Broadly, the changes occurred in seven categories (in order of frequency):
- Residential fixed-charge increase
- Solar-valuation or net-metering studies
- Community solar
- Residential solar charges
- Third-party ownership of solar
- Utility-led rooftop PV programs
The report, compiled by Autumn Proudlove, Kate Daniel, Brian Lips, David Sarkisian and Achyut Shrestha, highlighted a significant shift in fixed-charge decisions — and it wasn’t in a good direction for solar.
Q3 saw 100% of requests (44) granted, at least partially. And the increases were significant — the average increase for utilities was 53 percent (with a mean of 37 percent).
In contrast, more than half of similar requests were refused in Q2.
Not surprisingly, changes to net-metering were the second-most-common action taken by the states. Utilities continued their crusade to alter significantly or eliminate entirely the credit rates they have to pay to solar customers who export solar electricity to the grid.

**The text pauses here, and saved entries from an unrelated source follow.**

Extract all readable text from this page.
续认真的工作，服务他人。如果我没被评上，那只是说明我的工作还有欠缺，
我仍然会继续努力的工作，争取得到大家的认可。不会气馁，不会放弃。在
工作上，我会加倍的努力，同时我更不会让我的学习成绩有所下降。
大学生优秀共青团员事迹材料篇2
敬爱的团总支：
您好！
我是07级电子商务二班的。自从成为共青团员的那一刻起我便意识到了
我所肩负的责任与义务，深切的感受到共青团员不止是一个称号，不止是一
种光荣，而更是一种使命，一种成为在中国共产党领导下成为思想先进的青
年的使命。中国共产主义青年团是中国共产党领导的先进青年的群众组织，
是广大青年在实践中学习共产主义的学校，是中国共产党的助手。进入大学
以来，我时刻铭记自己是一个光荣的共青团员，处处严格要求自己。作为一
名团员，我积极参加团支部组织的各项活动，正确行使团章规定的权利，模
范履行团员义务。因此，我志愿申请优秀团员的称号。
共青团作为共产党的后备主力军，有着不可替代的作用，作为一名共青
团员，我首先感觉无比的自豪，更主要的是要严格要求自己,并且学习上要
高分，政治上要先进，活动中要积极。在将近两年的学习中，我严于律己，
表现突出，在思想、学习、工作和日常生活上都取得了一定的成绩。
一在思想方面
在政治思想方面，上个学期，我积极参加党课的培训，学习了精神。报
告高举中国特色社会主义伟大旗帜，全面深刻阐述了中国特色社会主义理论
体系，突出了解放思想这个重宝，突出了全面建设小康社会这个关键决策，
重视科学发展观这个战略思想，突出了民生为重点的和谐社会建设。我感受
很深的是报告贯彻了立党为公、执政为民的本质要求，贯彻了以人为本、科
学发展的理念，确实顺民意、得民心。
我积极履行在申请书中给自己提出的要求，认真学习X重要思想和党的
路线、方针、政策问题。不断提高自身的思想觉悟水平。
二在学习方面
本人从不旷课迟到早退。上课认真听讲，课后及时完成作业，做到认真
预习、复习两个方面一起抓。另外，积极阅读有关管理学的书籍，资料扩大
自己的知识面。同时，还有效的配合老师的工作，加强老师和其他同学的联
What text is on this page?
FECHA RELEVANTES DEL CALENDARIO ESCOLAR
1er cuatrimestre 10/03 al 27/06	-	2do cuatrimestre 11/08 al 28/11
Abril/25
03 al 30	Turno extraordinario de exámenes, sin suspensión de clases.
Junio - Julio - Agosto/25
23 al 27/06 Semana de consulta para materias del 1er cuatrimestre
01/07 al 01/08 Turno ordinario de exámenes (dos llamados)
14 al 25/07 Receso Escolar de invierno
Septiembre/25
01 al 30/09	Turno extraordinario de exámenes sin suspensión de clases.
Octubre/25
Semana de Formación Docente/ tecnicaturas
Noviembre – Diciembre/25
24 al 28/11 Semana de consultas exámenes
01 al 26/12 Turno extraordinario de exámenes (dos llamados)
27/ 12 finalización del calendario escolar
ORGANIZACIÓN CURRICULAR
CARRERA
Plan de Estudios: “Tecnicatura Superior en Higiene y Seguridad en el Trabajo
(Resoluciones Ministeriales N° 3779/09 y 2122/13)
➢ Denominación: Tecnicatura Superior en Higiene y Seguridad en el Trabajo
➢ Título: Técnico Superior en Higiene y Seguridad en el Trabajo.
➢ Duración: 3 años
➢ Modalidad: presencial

Currently, 11 states are considering rate changes, up from seven last quarter.
Community solar, one of the fastest-growing solar markets in the United States, became a focus of utilities in Q3, with several states moving toward a more granular approach to customer charges. While most programs are structured so subscribers receive retail-rate per kWh credits on their bills, one state proposed time-of-use rates, and another wants to institute ever-elusive “value-of-solar rates.”
Lastly, demand charges remain on the dockets of many utilities, though investor-owned utilities have not made the majority of requests. As the report notes, two of the most recent proposals for demand charges applied to all customers instead of solely applying to residential customers.
The report also highlighted the top five solar policy developments in Q3 2016, including:
- The Arizona Corporation Commission’s (ACC) decided to approve an increase in a residential fixed charge, but delayed changes to demand charges and net-metering proposals until the state decides its broader value-of-distributed-generation (DG) proceeding. The delay will also allow November’s elections to be completed. Two of the five ACC commissioners are up for election.
- Nevada’s Public Utilities Commission’s (PUCN) decided to grandfather net-metering customers that installed systems by Dec. 31, 2015. The decision followed on the heels of their decision in December 2015 to reduce net-metering rates, which didn’t originally include the grandfathering provision. Gov. Brian Sandoval’s New Energy Industry Task Force recommended the legislature restore retail net metering with a $25 minimum bill until the PUCN decides on a comprehensive “value of solar” compensation mechanism. The Nevada legislature will reconvene on Feb. 6, 2017 and conclude on June 6.
- The Arkansas Public Service Commission (APSC) will launch an investigation into whether the state’s net-metering policies shift undue costs to non-solar customers. The results of the study would be used to decide whether changes need to be made to current net metering.
It should be noted that sixteen states have commissioned cost-benefit analyses on whether having solar consumers on the grid has a negative effect on non-solar customers (the list misses the studies in South Carolina, Mississippi and Louisiana). Only one study has given even the hint that ratepayers are harmed (Louisiana), and that study was done by a firm so closely tied to the fossil-fuels industry as to be easily discounted.
- Instead of implementing grid-access charges as it requested, Xcel Energy Colorado will implement a pilot program for time-of-use rates for residential customers.
- Significantly, the National Association of Regulatory Utility Commissioners issued a draft of its distributed-energy-resource (DER) compensation manual in July. It provides guidance for regulators across the country as they consider rate design.
The NCCETC report considered policy changes of investor-owned utilities and large publicly-owned or nonprofit utilities that served at least 100,000 customers.